The overall cost of fixed fees and consultation hours is approximately 4% of assets current as is market values.
Buy or Lease decision for a business
This includes both basic pros and cons as well as going into the hidden costs of ownership. It shows the possible benefits of ownership and allows an owner or board of directors to see both sides and apply the internal (confidential) data to the consultant’s report.
In house (in side of lenders’ operations) compliance review prior to federal audit
Purpose: Compliance to bank regulations reviews.
Kimbell Group employs a former loan compliance officer of over 40 years who works with the current compliance officer of the lender. He spot reviews the existing loans or performs an independent review.The review will include a series of recommendations and highlights, both positive and those in need of change.
Asset allocation and valuations leading to capital (Cash) for ownership
This is done when the client is a borrower that has several retail centers that the client’s business anchors and is the owner of.
Due to the mix of ownership of business and realty we analyze each together and separately. Then we come up with suggestions that are manageable, after discussions with client attorneys, CPA, and the loan broker or underwriters. End results:
- Assets are freed to purchase stock back from retiring shareholders
- There is no cross collateralization
- The business and realty are separated.
The cost is approximately 2% of the assets current appraised value, including legal and CPA.
Maximizing value of special use realty
When a Client needs to sell some special purpose properties. Client want us to suggest alternative uses and approximate costs to convert to alternative uses. Client believes current configuration is not salable and would also violate government security issues if sold in current configurations. Consultation requires travel to several States and two U S protectorates. The hiring of sub-contractors for appraisals in each area as to land values and salvage values of steel and concrete. Consultation is made in writing (reviewed) then before a panel of officers.
Cost to renew vs. moving
Should you renew a loan or ask the borrower to move a loan.
This comes from the lenders view point, the costs to renew a loan verses the costs to have a borrower move a loan to another lender (or payoff). It can vary from simple administrative costs to estimating costs of lost deposit balances, potential deed back with claims of equity, etc.
Purchase decision pros and cons
Client come in with three shopping centers that are for sale and they have under contract. They will only close on two of the three. The client wishes us to rank 1, 2 & 3 the properties based on their purchase contracts (assumed to be market value- no separate appraisal called for). We research the individual leases, the separate neighborhoods and market areas and physical conditions and ages of the properties. Meet with client and give our rankings and why. Long term and short term hold periods, etc. Cost around 1.5% of assets contract prices. Time took 2 years (not full time but with part time work and coordination) and cost was a combination of fixed base fee plus cost (10 & 10)

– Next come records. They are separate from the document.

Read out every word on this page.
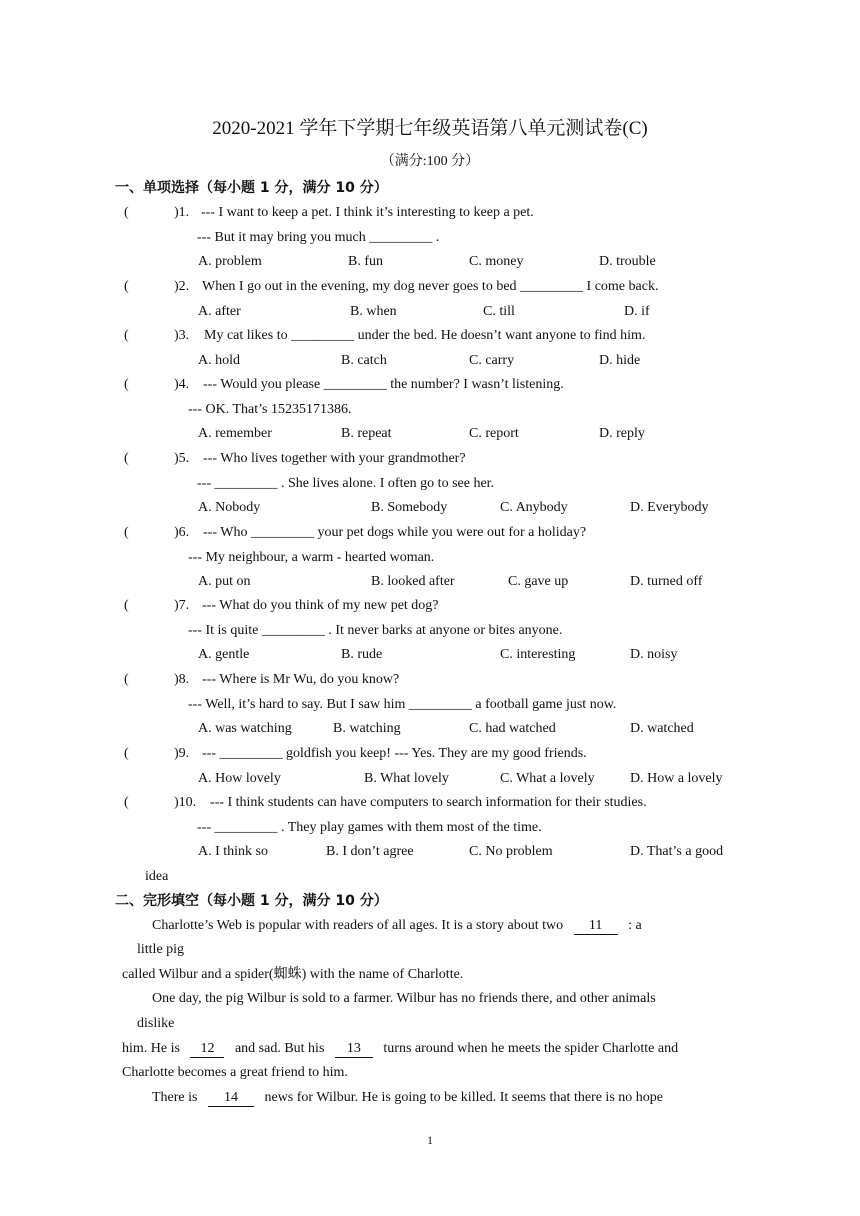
2020-2021 学年下学期七年级英语第八单元测试卷(C)
（满分:100 分）
一、单项选择（每小题 1 分，满分 10 分）
(	)1. --- I want to keep a pet. I think it’s interesting to keep a pet.
--- But it may bring you much _________ .
A. problem	B. fun	C. money	D. trouble
(	)2. When I go out in the evening, my dog never goes to bed _________ I come back.
A. after	B. when	C. till	D. if
(	)3. My cat likes to _________ under the bed. He doesn’t want anyone to find him.
A. hold	B. catch	C. carry	D. hide
(	)4. --- Would you please _________ the number? I wasn’t listening.
--- OK. That’s 15235171386.
A. remember	B. repeat	C. report	D. reply
(	)5. --- Who lives together with your grandmother?
--- _________ . She lives alone. I often go to see her.
A. Nobody	B. Somebody	C. Anybody	D. Everybody
(	)6. --- Who _________ your pet dogs while you were out for a holiday?
--- My neighbour, a warm - hearted woman.
A. put on	B. looked after	C. gave up	D. turned off
(	)7. --- What do you think of my new pet dog?
--- It is quite _________ . It never barks at anyone or bites anyone.
A. gentle	B. rude	C. interesting	D. noisy
(	)8. --- Where is Mr Wu, do you know?
--- Well, it’s hard to say. But I saw him _________ a football game just now.
A. was watching	B. watching	C. had watched	D. watched
(	)9. --- _________ goldfish you keep! --- Yes. They are my good friends.
A. How lovely	B. What lovely	C. What a lovely	D. How a lovely
(	)10. --- I think students can have computers to search information for their studies.
--- _________ . They play games with them most of the time.
A. I think so	B. I don’t agree	C. No problem	D. That’s a good
idea
二、完形填空（每小题 1 分，满分 10 分）
Charlotte’s Web is popular with readers of all ages. It is a story about two 11 : a
little pig
called Wilbur and a spider(蜘蛛) with the name of Charlotte.
One day, the pig Wilbur is sold to a farmer. Wilbur has no friends there, and other animals
dislike
him. He is 12 and sad. But his 13 turns around when he meets the spider Charlotte and
Charlotte becomes a great friend to him.
There is 14 news for Wilbur. He is going to be killed. It seems that there is no hope
1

Loan classifications and solutions
Usually a short simple review of a clients loan (borrower or lender) our impressions and what we believe needs to be amended, altered, changed or what is pro and con of a existing agreement.
Client loaned 2,900,000 on a Convenience Store, the Real Estate is worth 1,900,000 and the business, inventory, Furniture, Fixtures and Equipment is worth $1,000,000. Rough estimates by the client lender. We review the previous documents and suggest avenues to cover the lenders debt and not anger the borrower or alert the regulatory authorities to any potential deficiencies (since the loan is still current, etc. and there is no problem at the time of the consultation)
Out Come, for approximately 1.5 to 1% of the loan balance we structured a program of guarantees and asset / collateral valuations that would cover all parties, be paid by the borrower and pass regulatory review.
Lender and borrower mediations
Taking no position and being neutral is a trained or learned skill. This is a true mediation process where we allow both sides a neutral forum to work out a mutually agreeable solution to a loan issue or any business matter.